While diplomats talked, Iranian forces escalated their maritime campaign. Six vessels were attacked in Gulf waters on March 12, using explosive drone boats and sea mines.

Oil tankers in Persian Gulf shipping routes
Photo by Mohsen L on Unsplash

The deadliest strike hit two oil tankers in Iraqi waters. One crew member was killed and 38 were rescued, with others still missing.

Iraq immediately suspended all oil terminal operations. The attacks forced the shutdown of the Basra Oil Terminal and Al-Faw port, which handle roughly 3.3 million barrels per day of Iraqi crude exports.

Iran’s new Supreme Leader Mojtaba Khamenei issued his first public statement, saying the Strait of Hormuz “must definitely continue to be used” as a weapon. Khamenei declared the strait would “remain closed” until Iran’s conditions are met, CNN reported.

Oil prices crossed $100 per barrel for the first time since the war began. The US had effectively admitted it cannot control the Strait of Hormuz, Fortune noted. Iran warned prices could hit $200 if attacks continue.

The mathematics are stark. The Strait of Hormuz typically handles 21% of global petroleum liquids. Iraq’s terminals add another 3% of global crude supply. Combined disruption of both chokepoints removes roughly one-quarter of daily oil flows.

The Strategic Calculation

March 12 presents Iran’s calculated strategy: offer diplomatic terms while escalating economic pressure. Iran wants a negotiated exit. The ship attacks ensure it gets one by weaponizing global energy markets until Washington accepts its conditions.
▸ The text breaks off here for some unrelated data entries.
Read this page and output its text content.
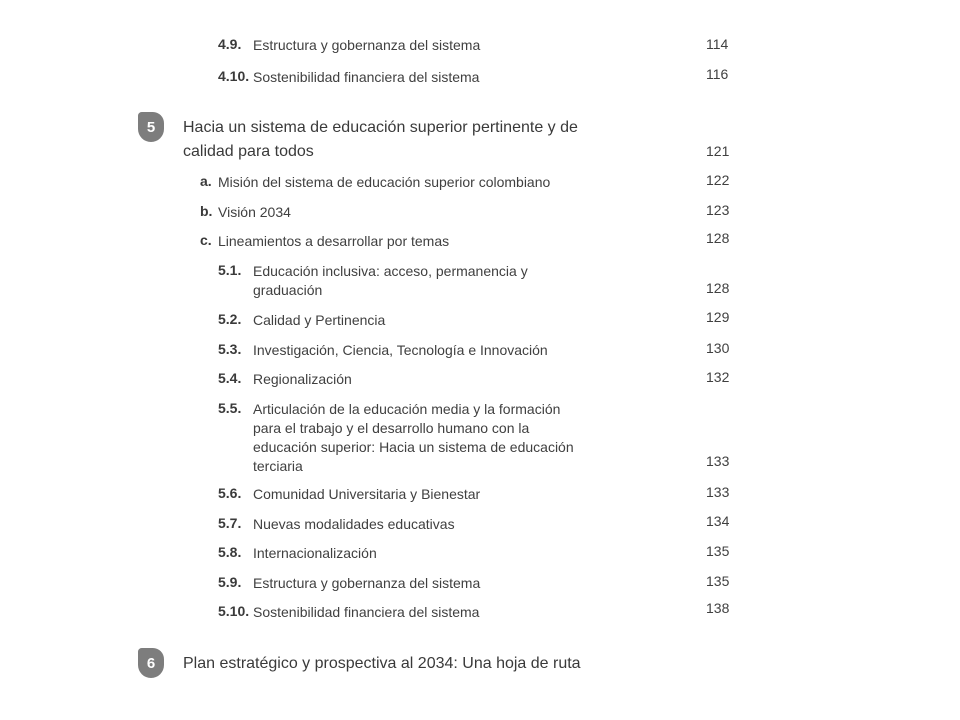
4.9. Estructura y gobernanza del sistema	114
4.10. Sostenibilidad financiera del sistema	116
5	Hacia un sistema de educación superior pertinente y de
calidad para todos	121
a. Misión del sistema de educación superior colombiano	122
b. Visión 2034	123
c. Lineamientos a desarrollar por temas	128
5.1. Educación inclusiva: acceso, permanencia y
graduación	128
5.2. Calidad y Pertinencia	129
5.3. Investigación, Ciencia, Tecnología e Innovación	130
5.4. Regionalización	132
5.5. Articulación de la educación media y la formación
para el trabajo y el desarrollo humano con la
educación superior: Hacia un sistema de educación
terciaria	133
5.6. Comunidad Universitaria y Bienestar	133
5.7. Nuevas modalidades educativas	134
5.8. Internacionalización	135
5.9. Estructura y gobernanza del sistema	135
5.10. Sostenibilidad financiera del sistema	138
6	Plan estratégico y prospectiva al 2034: Una hoja de ruta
Iran’s infrastructure has already been devastated after two weeks of strikes. Yet Iran maintained operational capacity to attack shipping. President Trump declared Iran “at the end of the line” and warned the US could “devastate key infrastructure.” But Iran has absorbed maximum punishment and still controls the energy chokepoint.

The UN vote creates diplomatic space for negotiations. Resolution 2817 demands Iran stop exactly what it escalated on March 12: attacks on Gulf shipping and closure of the Strait of Hormuz.

Iran forces a choice: accept our ceasefire terms or watch oil markets spiral beyond $100 per barrel.

Every day the Strait remains closed costs the global economy billions in trade flows. Iraq’s oil terminals alone represent $350 million in daily export revenue.

Iran named its price. The world is about to find out if anyone is willing to pay it.